衆院予算委員会で16日に行われた2016年度補正予算の質疑で、玉木雄一郎議員が東京オリンピック招致をめぐる買収疑惑についてただした。この問題について「フランスの検察当局が捜査を行っている旨を12日に公式に発表し、英ガーディアン紙をはじめ海外各紙メディアも報道している。まさに日本の名誉に係わる極めて深刻な問題だ」と国際問題化している現状に警鐘を鳴らした。

 まず、玉木議員は疑惑の構造を整理した。「2015年まで国際陸連会長であり、国際オリンピック委員会(IOC)で投票権も持つIOC委員であったラミン・ディアク氏の息子であるパパマッサタ・ディアク氏の親友とされるイアン・タン・トン・ハン氏が経営するシンガポールにある(コンサルタント会社の)ブラック・タイディング社の口座に日本の招致委員会から多額のお金が送金され、それが招致に係わるIOC委員の買収と成功報酬として使われたのではないかという疑惑である」と解説した。

20160516東京五輪招致「買収」疑惑

東京五輪招致「買収」疑惑

 この疑惑への対応について先週、衆院本会議場で民進党の福島伸享議員が安倍総理にただしたところ、「本件に関して早急に東京都及び日本オリンピック委員会(JOC)に確認し、調査するなど事実関係の把握に努める」と明言したことを取り上げ、「その後調査結果がどうなったのか」とただした。これに対して安倍総理は「ご指摘の件については、(オリンピック)招致委員会理事長であった竹田JOC会長が声明を発表し、正式な業務契約に基づく対価として支払いを行ったとの見解を示した。当時の招致活動の具体的な内容については、招致委員会の主体となっていたJOCと東京都が説明責任を果たすべきものであり、政府はスポーツ庁を中心に事実関係の把握に努めていく」と述べ、この問題に対する責任回避に終始した。

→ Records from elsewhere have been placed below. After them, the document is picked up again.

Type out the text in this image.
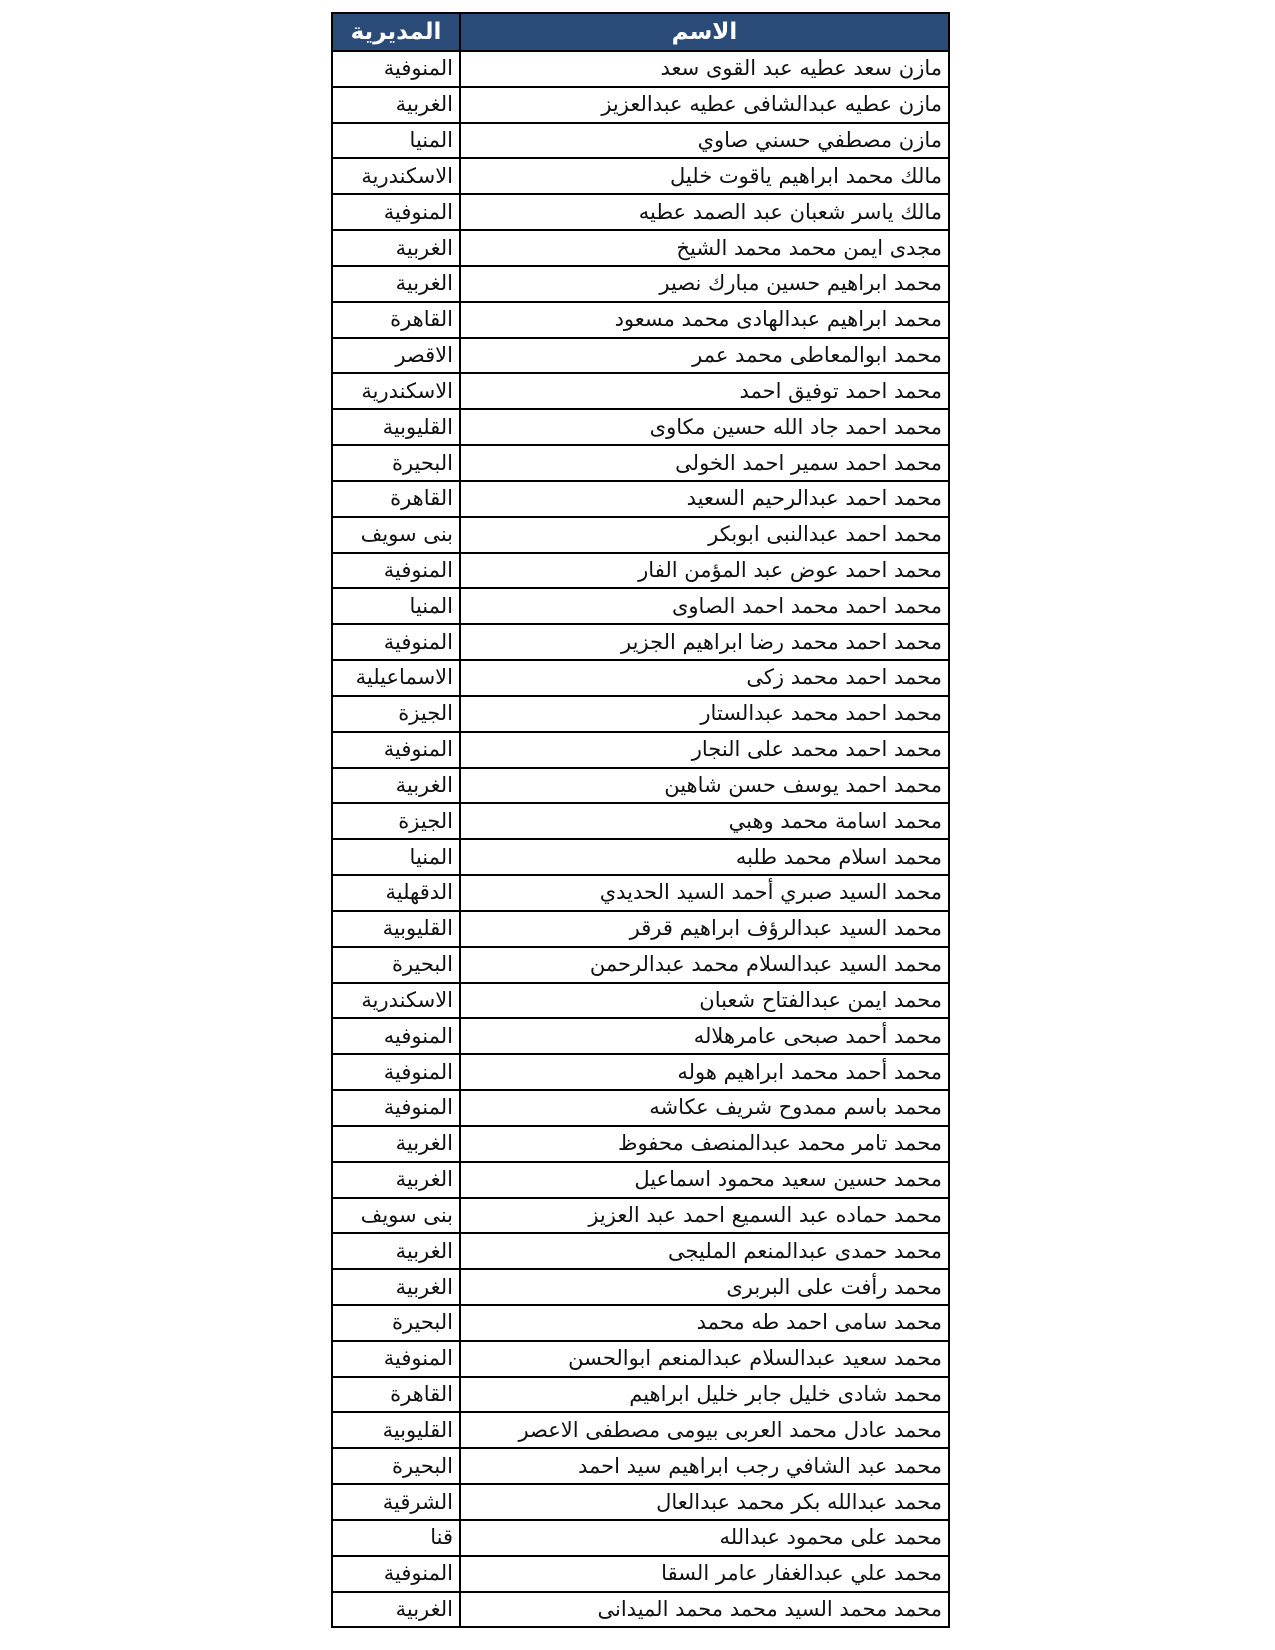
المديرية	الاسم
المنوفية	مازن سعد عطيه عبد القوى سعد
الغربية	مازن عطيه عبدالشافى عطيه عبدالعزيز
المنيا	مازن مصطفي حسني صاوي
الاسكندرية	مالك محمد ابراهيم ياقوت خليل
المنوفية	مالك ياسر شعبان عبد الصمد عطيه
الغربية	مجدى ايمن محمد محمد الشيخ
الغربية	محمد ابراهيم حسين مبارك نصير
القاهرة	محمد ابراهيم عبدالهادى محمد مسعود
الاقصر	محمد ابوالمعاطى محمد عمر
الاسكندرية	محمد احمد توفيق احمد
القليوبية	محمد احمد جاد الله حسين مكاوى
البحيرة	محمد احمد سمير احمد الخولى
القاهرة	محمد احمد عبدالرحيم السعيد
بنى سويف	محمد احمد عبدالنبى ابوبكر
المنوفية	محمد احمد عوض عبد المؤمن الفار
المنيا	محمد احمد محمد احمد الصاوى
المنوفية	محمد احمد محمد رضا ابراهيم الجزير
الاسماعيلية	محمد احمد محمد زكى
الجيزة	محمد احمد محمد عبدالستار
المنوفية	محمد احمد محمد على النجار
الغربية	محمد احمد يوسف حسن شاهين
الجيزة	محمد اسامة محمد وهبي
المنيا	محمد اسلام محمد طلبه
الدقهلية	محمد السيد صبري أحمد السيد الحديدي
القليوبية	محمد السيد عبدالرؤف ابراهيم قرقر
البحيرة	محمد السيد عبدالسلام محمد عبدالرحمن
الاسكندرية	محمد ايمن عبدالفتاح شعبان
المنوفيه	محمد أحمد صبحى عامرهلاله
المنوفية	محمد أحمد محمد ابراهيم هوله
المنوفية	محمد باسم ممدوح شريف عكاشه
الغربية	محمد تامر محمد عبدالمنصف محفوظ
الغربية	محمد حسين سعيد محمود اسماعيل
بنى سويف	محمد حماده عبد السميع احمد عبد العزيز
الغربية	محمد حمدى عبدالمنعم المليجى
الغربية	محمد رأفت على البربرى
البحيرة	محمد سامى احمد طه محمد
المنوفية	محمد سعيد عبدالسلام عبدالمنعم ابوالحسن
القاهرة	محمد شادى خليل جابر خليل ابراهيم
القليوبية	محمد عادل محمد العربى بيومى مصطفى الاعصر
البحيرة	محمد عبد الشافي رجب ابراهيم سيد احمد
الشرقية	محمد عبدالله بكر محمد عبدالعال
قنا	محمد على محمود عبدالله
المنوفية	محمد علي عبدالغفار عامر السقا
الغربية	محمد محمد السيد محمد محمد الميدانى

 玉木議員は、この疑惑の一番のポイントについて「東京に開催地が決まった2013年9月をはさんで、前後に2回の合計2億円を超えるお金がブラック・タイディング社に送金されている。つまり開催決定の約2カ月前に約1億円振り込まれ、開催決定の翌月に残りの1.3億円が振り込まれている。この決定に係わる極めて近接した時期に多額の資金が移動していることについてフランス当局は捜査を始める1つの理由と掲げて声明を発表した。この送金について、フランス当局や外国メディアが報道しているような疑惑は一切ないと自信を持って言えるのか」と追及した。馳文科大臣が答弁に立ち、IOC委員に関する情報収集強化と対策を練るために必要なコンサルだったが、「(サービスを提供する)ブラック・タイディング社がラミン・ディアク氏と関係していたことを当時の招致委員会は知らなかったと報告を受けている」と述べ、日本側関係者のずさんな業者選定の実態を明らかにした。

仏検察「刑事捜査着手の根拠」

仏検察「刑事捜査着手の根拠」

 招致委員長を務めた竹田恒和JOC会長に対して、7月から9月までの約2カ月のコンサルタント活動に対して2億円を超える対価を支払うと決定したことに関連して「ブラック・タイディング社は具体的にどういう情報収集を行い、業務活動報告し、成果を上げたのか。文書として2億円を超える対価として何らかの報告書があるのか、ないのか」「今般の買収疑惑を受けてブラック・タイディング社又はタン氏に接触し、渡したお金が不正なことに使われていないかを確認したのか」と追及した。これに対し竹田会長は関係書類、契約書の存在を強調したが、「守秘義務事項により契約相手側の確認などの検討を経ずに開示をできるものではない」と述べ、詳しい内容の説明を避けた。

20160516「2億円の送金先はアパートの一室」

「2億円の送金先はアパートの一室」

 情報提供に消極的な答弁を繰り返すJOCの姿勢を受けて玉木議員は、安倍総理に対して「(伊勢志摩)サミット前までにこの件に関する集中審議、並びに招致委員会の水野専務理事、樋口事務局長の参考人招致を求めたい。サミット前までにわが国が独自にしっかり調査をして潔白だということを明らかにすべきだ。本件に係る契約書、活動報告書、ブラック・タイディング社の実績を証明する文書、財務諸表を党首討論を行う18日の正午までに公表するよう促して欲しい」「コンサルタント契約の対価として払ったといっても、その使途が本当に適正だったかについては、日本の名誉を守るためにも、徹底的に日本独自で調査すべきだ」と強く求めた。安倍総理は、「フランス当局が捜査をしているわけだから、馳大臣からJOC側、旧招致委員会側に対してしっかりと協力するよう申し上げている」と述べるにとどめ、真相究明に自らリーダシップを示すつもりがないことを示した。